至于祖宗怪罪不怪罪?七茜儿都发愿了,转明儿给他们烧十座大金山,看在钱儿的份上想是祖宗不计较的。
庆丰城的牲畜大集是十五天一次,陈府要买牛那自然也是这个时候这个地方买,家里的管事的想买什么,更是越不过三房的。

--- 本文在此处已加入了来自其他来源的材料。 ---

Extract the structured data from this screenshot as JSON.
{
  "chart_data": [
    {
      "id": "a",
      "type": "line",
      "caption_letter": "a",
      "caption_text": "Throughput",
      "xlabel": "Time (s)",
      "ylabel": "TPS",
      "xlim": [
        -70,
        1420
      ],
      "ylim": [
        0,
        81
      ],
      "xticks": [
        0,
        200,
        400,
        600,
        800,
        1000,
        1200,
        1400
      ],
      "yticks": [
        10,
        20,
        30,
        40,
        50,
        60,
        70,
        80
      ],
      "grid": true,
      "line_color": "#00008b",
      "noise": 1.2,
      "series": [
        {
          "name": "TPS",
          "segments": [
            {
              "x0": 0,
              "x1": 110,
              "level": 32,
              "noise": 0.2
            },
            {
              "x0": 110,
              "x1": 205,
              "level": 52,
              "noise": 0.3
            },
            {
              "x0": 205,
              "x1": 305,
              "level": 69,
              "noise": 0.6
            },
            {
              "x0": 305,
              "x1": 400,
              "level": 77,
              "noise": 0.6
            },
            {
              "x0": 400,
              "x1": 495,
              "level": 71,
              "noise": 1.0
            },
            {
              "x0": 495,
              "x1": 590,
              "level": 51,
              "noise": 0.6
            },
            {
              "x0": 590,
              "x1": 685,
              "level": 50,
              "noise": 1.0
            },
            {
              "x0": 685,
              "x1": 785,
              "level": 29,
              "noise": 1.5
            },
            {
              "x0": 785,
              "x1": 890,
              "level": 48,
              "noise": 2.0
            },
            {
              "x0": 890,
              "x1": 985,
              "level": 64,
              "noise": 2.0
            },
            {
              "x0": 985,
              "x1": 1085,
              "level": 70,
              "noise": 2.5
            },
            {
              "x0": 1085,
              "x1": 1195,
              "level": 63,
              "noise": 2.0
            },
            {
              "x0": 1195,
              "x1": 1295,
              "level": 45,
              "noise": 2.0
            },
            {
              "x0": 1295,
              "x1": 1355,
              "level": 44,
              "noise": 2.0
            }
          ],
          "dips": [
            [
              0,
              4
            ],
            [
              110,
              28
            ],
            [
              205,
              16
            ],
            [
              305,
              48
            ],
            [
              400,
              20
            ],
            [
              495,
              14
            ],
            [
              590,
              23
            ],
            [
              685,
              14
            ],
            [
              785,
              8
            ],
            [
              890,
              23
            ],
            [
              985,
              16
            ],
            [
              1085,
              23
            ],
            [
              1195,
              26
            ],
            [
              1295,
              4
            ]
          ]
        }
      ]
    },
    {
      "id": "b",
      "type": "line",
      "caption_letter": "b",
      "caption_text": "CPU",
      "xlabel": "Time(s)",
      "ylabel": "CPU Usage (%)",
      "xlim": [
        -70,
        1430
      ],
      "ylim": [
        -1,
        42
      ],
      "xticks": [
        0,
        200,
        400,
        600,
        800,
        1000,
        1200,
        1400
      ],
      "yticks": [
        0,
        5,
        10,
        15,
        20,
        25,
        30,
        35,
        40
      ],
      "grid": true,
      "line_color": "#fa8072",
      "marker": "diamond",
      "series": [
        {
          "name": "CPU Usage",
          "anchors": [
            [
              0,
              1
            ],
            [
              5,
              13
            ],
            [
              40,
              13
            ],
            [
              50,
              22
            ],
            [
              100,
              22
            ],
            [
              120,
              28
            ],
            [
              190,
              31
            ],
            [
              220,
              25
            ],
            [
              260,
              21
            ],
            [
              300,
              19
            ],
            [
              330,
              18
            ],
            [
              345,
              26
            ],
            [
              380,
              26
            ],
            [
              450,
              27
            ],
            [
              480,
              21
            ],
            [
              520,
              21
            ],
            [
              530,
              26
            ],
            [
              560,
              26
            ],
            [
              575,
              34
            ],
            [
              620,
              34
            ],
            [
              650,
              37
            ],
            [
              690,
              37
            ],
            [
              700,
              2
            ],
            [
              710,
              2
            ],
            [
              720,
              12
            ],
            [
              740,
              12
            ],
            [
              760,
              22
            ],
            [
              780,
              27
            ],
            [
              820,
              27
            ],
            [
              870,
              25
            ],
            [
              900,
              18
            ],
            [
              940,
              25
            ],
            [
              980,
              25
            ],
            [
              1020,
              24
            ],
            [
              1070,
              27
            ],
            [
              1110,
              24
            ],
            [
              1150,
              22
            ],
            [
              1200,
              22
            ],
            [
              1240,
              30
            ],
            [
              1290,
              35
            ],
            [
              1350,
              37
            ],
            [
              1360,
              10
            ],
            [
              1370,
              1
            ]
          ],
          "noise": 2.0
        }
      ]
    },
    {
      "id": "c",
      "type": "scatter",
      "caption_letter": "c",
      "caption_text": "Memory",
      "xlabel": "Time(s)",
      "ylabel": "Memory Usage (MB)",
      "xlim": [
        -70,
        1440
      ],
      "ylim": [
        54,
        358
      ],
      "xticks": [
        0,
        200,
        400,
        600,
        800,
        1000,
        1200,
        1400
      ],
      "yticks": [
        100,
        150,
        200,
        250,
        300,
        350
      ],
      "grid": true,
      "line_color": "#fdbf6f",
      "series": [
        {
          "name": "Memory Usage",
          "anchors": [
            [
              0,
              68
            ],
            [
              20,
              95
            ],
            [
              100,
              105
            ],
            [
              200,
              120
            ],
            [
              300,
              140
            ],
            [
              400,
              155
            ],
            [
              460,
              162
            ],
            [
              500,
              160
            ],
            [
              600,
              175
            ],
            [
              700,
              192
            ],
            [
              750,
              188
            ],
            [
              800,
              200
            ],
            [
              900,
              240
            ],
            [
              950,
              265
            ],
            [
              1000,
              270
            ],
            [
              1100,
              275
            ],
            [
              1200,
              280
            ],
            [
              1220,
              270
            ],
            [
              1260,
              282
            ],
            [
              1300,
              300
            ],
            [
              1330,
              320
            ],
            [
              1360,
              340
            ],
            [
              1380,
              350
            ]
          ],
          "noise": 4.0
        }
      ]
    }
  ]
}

如此便有了牛不入坟这件事,七茜儿最不待见陈四牛,他那头牛就挨揍最狠,人家能不跑么。
万幸这些牛最后要送给冢人跟村民,真是阿弥陀佛了。
陈大胜晚上回来的时候,脚步都是轻快的,满心的暗伤都仿佛不药而愈了。
有时候,祭祀的事情总能给人最大的安慰,他又不是没有心,好端端成了佘青岭的儿子,就真坦然受之了?
只他是爷们儿,难受也只能憋着,扛着,忍耐着。
自己的牛受到祖宗的喜欢,他内心一下子就干净了,如满是霉斑的粗糙铜镜被磨镜人打磨过,刹那就又重见天日,他是真心觉着得到父母,阿兄谅解了。
墨染夜黑,陈大胜几兄弟在小荆村坐了哑巴叔的上席,吃人家喜酒。
哑巴秋生今儿办了一串儿人生大事,出族,入籍,认亲,娶亲,住新房。
房子是陈家去岁就给他置办好的,他前两月才知道那是自己的房后,就每天担着水到新房边儿上,用杂草沾水将自己能够到的地方全部擦洗过,这才能睡安慰。

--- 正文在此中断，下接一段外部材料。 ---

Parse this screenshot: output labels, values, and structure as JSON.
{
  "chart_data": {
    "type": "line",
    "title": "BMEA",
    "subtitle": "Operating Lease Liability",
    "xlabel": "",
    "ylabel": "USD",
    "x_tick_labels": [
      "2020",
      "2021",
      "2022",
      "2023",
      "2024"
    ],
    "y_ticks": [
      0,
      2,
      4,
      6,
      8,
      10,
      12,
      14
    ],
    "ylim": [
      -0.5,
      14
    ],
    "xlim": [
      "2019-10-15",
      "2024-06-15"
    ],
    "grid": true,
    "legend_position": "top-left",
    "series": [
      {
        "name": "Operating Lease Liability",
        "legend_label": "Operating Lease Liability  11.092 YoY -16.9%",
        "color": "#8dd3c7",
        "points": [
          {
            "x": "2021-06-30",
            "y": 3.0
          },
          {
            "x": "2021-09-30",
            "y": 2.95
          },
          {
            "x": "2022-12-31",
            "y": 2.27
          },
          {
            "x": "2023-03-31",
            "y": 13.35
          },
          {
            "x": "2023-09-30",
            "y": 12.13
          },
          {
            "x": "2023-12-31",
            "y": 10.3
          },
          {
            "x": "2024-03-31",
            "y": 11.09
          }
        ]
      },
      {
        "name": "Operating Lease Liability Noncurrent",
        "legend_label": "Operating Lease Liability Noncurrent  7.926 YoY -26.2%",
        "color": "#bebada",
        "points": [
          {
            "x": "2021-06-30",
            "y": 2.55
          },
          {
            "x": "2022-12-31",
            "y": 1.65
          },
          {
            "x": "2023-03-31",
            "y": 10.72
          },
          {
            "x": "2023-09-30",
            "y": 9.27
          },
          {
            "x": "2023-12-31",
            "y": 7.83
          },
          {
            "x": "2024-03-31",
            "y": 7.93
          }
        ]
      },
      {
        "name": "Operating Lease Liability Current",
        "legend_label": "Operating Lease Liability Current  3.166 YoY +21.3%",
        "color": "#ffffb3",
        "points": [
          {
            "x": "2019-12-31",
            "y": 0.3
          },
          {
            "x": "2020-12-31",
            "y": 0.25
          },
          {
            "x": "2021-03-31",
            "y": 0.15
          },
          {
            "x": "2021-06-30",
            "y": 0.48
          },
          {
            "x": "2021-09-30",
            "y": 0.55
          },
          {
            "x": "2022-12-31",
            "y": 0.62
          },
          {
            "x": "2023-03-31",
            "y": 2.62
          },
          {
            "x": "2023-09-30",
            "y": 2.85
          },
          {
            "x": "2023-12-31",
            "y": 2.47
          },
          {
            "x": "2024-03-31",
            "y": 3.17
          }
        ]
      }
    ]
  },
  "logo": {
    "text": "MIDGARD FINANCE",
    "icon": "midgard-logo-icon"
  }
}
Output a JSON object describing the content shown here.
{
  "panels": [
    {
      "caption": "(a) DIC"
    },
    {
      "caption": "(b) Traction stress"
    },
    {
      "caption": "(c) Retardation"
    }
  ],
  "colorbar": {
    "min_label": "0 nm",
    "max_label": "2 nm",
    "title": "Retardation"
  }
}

这就是个住在庆丰城边上,却连庆丰城都没去过的老实人,如此他就很知足了,还很感恩。
等办了家族里最大的事情,陈家几位男丁,包括陈四牛肩头都是卸下一半担子的,人这辈子图什么?就图一个我知道以后去哪儿,这就很美了。
因吃了几口酒,这几位回家的脚步便格外轻快,这一路甚至没有讨厌陈四牛,还夸他的牛果然是牛王,跑的飞快,进了老林子就找不到了。
茜儿下手太狠,人家牛丢了。
而牛丢这件事,却坐实了陈四牛不孝顺这件事,从此将陈四牛在族里最后一份尊重都剥离了。
陈四牛内心敬畏无比,一路无声无息,什么叔叔长辈谱儿早就抛在九霄云外,活人他从不怕,却怕心里鬼,他是真的畏惧了,害怕死了埋在那里,怕是见天要被父兄殴打,就死了也不得安宁。
这一晚,陈四牛攀着救命稻草一般的来到老宅,等到几个侄儿告辞,他也不走,看到安全了,这才扑倒在地,抱着老太太的腿满是敬畏的嘶喊哀求道:“娘,您救救儿子吧……”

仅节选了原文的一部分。